La chiamata più attesa non porta certezze, ma una frase semplice: “Grazie, ma desidero solo un cuore per mio figlio”. È la storia di Patrizia, di un bambino che resiste, e del tempo che stringe.
Un Cuore per Mio Figlio: la Disperata Battaglia di una Madre per la Vita del suo Bambino
“Grazie, ma desidero solo un cuore per mio figlio. E vederlo tornare a casa guarito.” Patrizia lo ha detto alla premier Giorgia Meloni, che l’ha chiamata per promettere “Avrete giustizia”. Sono 58 giorni che suo bambino, due anni e quattro mesi, lotta attaccato alle macchine. Dal 23 dicembre, quando il trapianto che doveva salvarlo è diventato un incubo. L’organo arrivato da Bolzano potrebbe essere stato danneggiato nel trasporto, forse “bruciato” dal ghiaccio secco. Non c’è una conferma definitiva. C’è un corridoio d’ospedale, un letto, un respiro sospeso.
Lei abita a Nola, è originaria di Buscate, e non molla: “Ho chiesto un terzo parere. Sto con mio figlio tutti i giorni, mi hanno dato un permesso speciale”. Al Monaldi lo definiscono “stabile in un quadro di grave criticità”. Una contraddizione apparente, che qui ha il volto di un bambino testardo come la vita. Patrizia lo chiama “guerriero”. E in effetti resiste.

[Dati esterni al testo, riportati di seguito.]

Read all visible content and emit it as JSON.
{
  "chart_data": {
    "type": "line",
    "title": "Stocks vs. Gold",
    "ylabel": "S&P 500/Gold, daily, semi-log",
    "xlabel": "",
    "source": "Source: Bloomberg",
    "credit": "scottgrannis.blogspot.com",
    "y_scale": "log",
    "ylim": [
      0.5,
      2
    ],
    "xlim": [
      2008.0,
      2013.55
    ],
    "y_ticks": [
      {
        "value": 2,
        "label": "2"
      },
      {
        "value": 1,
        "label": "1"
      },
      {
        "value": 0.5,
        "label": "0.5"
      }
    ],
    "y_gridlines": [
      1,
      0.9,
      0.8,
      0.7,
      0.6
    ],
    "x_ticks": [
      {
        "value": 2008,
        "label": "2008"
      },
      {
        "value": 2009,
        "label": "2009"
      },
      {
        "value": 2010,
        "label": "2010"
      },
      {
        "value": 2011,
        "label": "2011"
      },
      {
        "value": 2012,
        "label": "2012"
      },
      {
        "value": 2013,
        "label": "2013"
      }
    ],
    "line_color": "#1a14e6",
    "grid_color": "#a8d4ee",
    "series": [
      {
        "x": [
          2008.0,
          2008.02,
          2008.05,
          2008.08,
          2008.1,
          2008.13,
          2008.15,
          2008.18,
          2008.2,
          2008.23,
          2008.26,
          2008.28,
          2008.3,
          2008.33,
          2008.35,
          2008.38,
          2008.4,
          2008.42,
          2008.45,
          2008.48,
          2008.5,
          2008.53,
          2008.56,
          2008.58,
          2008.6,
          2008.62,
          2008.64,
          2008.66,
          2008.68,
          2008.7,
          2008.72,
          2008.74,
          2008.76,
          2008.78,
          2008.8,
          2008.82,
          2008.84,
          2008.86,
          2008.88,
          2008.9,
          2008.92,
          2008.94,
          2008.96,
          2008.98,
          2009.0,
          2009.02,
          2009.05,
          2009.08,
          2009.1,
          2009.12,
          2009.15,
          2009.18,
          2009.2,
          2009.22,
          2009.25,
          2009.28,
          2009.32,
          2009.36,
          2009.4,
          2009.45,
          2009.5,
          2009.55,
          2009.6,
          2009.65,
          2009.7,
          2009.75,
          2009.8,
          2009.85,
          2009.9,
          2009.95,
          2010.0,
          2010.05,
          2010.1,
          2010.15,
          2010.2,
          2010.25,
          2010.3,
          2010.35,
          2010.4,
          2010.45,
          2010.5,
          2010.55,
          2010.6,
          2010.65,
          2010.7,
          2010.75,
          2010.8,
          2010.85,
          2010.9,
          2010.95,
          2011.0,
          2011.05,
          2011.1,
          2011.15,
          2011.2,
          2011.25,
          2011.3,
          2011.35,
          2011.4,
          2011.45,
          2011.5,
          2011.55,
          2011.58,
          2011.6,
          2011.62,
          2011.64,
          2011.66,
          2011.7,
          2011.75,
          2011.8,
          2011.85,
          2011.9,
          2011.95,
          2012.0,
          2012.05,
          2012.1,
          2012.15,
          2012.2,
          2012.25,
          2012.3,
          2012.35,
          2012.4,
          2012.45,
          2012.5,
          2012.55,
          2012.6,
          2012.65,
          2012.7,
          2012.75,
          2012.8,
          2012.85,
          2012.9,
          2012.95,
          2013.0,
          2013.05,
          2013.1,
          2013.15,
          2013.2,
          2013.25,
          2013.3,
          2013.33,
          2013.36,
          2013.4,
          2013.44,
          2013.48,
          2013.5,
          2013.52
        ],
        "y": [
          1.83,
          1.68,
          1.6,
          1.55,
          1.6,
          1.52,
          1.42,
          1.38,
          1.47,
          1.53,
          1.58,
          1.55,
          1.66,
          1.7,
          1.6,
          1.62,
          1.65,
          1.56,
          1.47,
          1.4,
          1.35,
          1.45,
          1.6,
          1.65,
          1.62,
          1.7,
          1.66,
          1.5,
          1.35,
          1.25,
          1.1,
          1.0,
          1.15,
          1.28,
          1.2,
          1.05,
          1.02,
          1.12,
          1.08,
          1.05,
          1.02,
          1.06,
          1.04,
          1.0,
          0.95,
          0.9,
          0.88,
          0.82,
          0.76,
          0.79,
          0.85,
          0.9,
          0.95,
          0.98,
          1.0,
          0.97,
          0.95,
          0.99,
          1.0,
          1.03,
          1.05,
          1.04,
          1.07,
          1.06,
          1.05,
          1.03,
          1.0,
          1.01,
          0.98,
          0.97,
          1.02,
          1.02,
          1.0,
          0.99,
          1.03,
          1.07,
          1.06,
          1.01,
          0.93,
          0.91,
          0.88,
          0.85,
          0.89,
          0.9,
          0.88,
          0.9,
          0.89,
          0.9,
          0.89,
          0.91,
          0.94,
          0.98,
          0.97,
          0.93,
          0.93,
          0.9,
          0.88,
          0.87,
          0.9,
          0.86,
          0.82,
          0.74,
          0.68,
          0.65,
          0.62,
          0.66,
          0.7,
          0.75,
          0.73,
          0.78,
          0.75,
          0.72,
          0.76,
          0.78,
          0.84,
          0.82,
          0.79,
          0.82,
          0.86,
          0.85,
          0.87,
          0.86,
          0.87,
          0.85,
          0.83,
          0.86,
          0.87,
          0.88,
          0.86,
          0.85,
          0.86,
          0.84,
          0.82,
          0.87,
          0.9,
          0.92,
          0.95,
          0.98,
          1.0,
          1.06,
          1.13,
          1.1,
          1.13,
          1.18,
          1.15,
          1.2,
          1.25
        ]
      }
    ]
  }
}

L’attesa, il coraggio, la richiesta di un cuore
La richiesta è una sola: un cuore compatibile. La rete dei doni lo sa, ma il tempo corre più veloce della burocrazia e delle possibilità cliniche. Nel frattempo c’è un documento lungo tre pagine, firmato dall’Ospedale Bambino Gesù. Il parere è netto: niente ritrapianto ora. I motivi non sono opinioni. Sono appunti clinici: una emorragia cerebrale che rischia di peggiorare con gli anticoagulanti necessari all’intervento; un’infezione in corso che rende fragile ogni difesa; una insufficienza multiorgano che coinvolge polmoni, reni e fegato. Parole dure come sassi. Eppure, chi ha passato notti in terapia intensiva sa che anche lì, tra monitor e allarmi, la speranza è un lavoro quotidiano.
Io, davanti a questa storia, mi fermo su un dettaglio: l’ostinazione calma di una madre che distingue tra giustizia e cura. “Giustizia” è importante. Ma oggi, per lei, conta solo un organo vivo, integro, che batta al posto giusto.
Tecnologia e limiti: cosa significa vivere in ECMO
A tenere in vita il piccolo è l’ECMO. Non è una cura, è un ponte. Il sangue esce dal corpo, passa in una membrana che lo ossigena e rientra. Nel suo caso è ECMO veno-arteriosa: sostiene la pressione e porta ossigeno agli organi. È una meraviglia tecnologica e, insieme, un promemoria dei limiti. Più a lungo resta, più crescono le complicanze: coaguli, emorragie, infezioni. I dati del registro internazionale ELSO sono chiari: oltre i 28 giorni, la sopravvivenza scende attorno al 13%. Qui i giorni sono quasi il doppio. Non è una sentenza, è un contesto. E il contesto pesa.
Si può chiamare tutto questo “speranza”? Forse sì, se la intendiamo come lavoro di squadra: medici che valutano, centri che parlano tra loro, famiglie che reggono. E una comunità che, davanti alla parola “trapianto”, pensa alla donazione come a un gesto quotidiano, non eccezionale.
Intanto, in una stanza luminosa troppo tardi, una sedia resta accanto al letto. Una mano grande copre una mano piccola. La macchina fa rumore, il ritmo è costante. Fuori, qualcuno potrebbe avere la possibilità di cambiare quel ritmo. Se fosse tuo figlio, cosa vorresti trovare quando apri la porta della terapia intensiva?